In the morning we wanted to taste some wines, so headed to the Enoteca Regionale del Barolo, in the ground floor of Castello Falletti. We expected to taste perhaps a dozen wines, but were delighted to find out that they were holding a special tasting of the 2014 vintage. So we tasted about forty, of the one hundred and twenty-three bottles available! We took care just to sip, for fear of spoiling the rest of our day off! It was educational, and we opted to ship a few bottles home for drinking in about ten years.
The afternoon was spent pool-side, resting muscles and eyelids. In the evening, for the Captain’s birthday meal, we had some delicious food at ‘La Cantinella’, including Tajarin with Black Truffles – utterly delicious, and a seriously good bottle of 2006 Barolo. Oh, and a grappa.
As had been forecast, we awoke to the sound of rain on the hotel roof. Serious and quite persistent rain, as it turned out. The tandem, which had been resting in the hotel garage, was retrieved and loaded, and we set off towards Alba. This was to be a very short day, because we didn’t want to miss the opportunity to stay in the city of ‘Slow Food’ and white truffles.
Our first target was the hilltop town of La Morra – we could see it from the hotel, quite high above us. So, with no time to warm up the muscles, we launched uphill through successive hairpin bends, and through the pouring rain.

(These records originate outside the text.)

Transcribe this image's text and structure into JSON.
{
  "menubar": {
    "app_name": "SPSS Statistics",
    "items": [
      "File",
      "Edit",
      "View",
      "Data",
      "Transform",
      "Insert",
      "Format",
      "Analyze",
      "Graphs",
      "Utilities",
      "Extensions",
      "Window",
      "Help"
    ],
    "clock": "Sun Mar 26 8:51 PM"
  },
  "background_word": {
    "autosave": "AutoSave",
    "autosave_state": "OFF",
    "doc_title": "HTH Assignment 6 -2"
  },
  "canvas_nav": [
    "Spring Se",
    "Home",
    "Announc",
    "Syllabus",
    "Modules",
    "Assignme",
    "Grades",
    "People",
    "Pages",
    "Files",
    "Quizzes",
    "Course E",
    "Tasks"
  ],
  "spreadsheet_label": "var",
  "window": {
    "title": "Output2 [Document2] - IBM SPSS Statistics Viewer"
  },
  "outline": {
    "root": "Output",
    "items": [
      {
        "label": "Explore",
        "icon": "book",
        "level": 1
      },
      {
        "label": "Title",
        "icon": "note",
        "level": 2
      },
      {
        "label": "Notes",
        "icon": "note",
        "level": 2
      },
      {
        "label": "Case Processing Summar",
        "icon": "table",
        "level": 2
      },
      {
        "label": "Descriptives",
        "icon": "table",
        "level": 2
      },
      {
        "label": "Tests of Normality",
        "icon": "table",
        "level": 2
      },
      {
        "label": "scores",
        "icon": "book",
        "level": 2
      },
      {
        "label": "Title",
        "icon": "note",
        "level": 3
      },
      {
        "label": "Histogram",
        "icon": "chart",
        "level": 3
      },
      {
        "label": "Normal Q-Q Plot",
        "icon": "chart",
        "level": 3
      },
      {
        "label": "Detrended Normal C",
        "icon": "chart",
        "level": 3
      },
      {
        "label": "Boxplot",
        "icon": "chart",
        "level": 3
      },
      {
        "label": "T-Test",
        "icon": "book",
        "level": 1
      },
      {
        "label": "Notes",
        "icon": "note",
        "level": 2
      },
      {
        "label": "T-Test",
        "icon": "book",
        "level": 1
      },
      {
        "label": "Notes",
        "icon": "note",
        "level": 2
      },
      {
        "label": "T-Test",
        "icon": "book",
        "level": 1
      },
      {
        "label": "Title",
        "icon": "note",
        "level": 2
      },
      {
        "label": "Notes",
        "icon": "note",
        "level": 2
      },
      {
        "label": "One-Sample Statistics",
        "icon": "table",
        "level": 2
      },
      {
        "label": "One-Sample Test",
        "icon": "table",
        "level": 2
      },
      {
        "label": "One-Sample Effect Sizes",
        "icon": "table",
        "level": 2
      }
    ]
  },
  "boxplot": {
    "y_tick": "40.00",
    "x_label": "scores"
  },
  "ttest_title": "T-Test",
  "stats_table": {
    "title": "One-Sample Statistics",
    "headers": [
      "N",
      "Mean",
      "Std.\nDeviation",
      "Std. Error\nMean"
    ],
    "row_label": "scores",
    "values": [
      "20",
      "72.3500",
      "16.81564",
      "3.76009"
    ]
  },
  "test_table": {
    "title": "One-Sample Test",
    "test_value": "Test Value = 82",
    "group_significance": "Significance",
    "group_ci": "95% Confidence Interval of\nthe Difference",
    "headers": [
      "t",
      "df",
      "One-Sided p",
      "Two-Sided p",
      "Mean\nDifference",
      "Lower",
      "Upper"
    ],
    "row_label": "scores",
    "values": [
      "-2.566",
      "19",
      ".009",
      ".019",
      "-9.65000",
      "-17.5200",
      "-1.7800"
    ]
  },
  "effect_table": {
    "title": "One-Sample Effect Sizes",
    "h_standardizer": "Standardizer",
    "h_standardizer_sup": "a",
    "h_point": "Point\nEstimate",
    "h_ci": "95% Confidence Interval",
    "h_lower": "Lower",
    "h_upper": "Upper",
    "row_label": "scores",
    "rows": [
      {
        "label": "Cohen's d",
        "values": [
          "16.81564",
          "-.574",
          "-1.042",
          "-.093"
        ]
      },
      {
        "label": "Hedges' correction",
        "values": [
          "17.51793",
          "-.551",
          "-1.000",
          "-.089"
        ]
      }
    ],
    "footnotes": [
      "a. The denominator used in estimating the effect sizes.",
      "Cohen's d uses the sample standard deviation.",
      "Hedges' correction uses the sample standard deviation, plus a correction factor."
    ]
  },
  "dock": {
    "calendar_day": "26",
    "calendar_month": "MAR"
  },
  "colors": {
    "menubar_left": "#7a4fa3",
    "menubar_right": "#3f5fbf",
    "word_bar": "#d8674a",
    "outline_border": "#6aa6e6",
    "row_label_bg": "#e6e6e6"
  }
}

The climb wasn’t too taxing, but it was a shame that the reduced visibility robbed us of what are reputed to be amazing views from the Belvedere at La Morra. We could see down to Barolo, nestling in a bowl in the valley below.
We set off downhill, again around multiple hairpin bends. The roads were very wet, so we were exercising extreme caution instead of letting the tandem run. As we neared the valley floor the gradient eased and we were able to relax and pedal hard. Our next waypoint was the Castello di Grinzane Cavour, ancestral home of Camillo Benso, the Count of Cavour and a major figure in the Risorgimento, who eventually became the first Prime Minister in the newly united Italy. Every city in Italy seems to have a Via Cavour.
Unsurprisingly, the castle occupies a commanding position above the valley floor, so it was time to climb again. It was well worth it, though – the views, diminished by the weather, were still extensive.
We toured the interior of the castle, all the while dripping gently into our stylish cycling sandals. At the end of our very absorbing tour (no pun intended) we ate a good lunch in their café.
Almost done for the day, we set off again in the rain for the last eight kilometres to Alba, which were soon achieved. Shortly we’re off to explore the delights of the city, and acquire food and wine for our evening meal.
Tomorrow we’re planning a longer and quite hilly day, finishing in the town of Acqui Terme. The forecast, I’m delighted to report, is for excellent weather!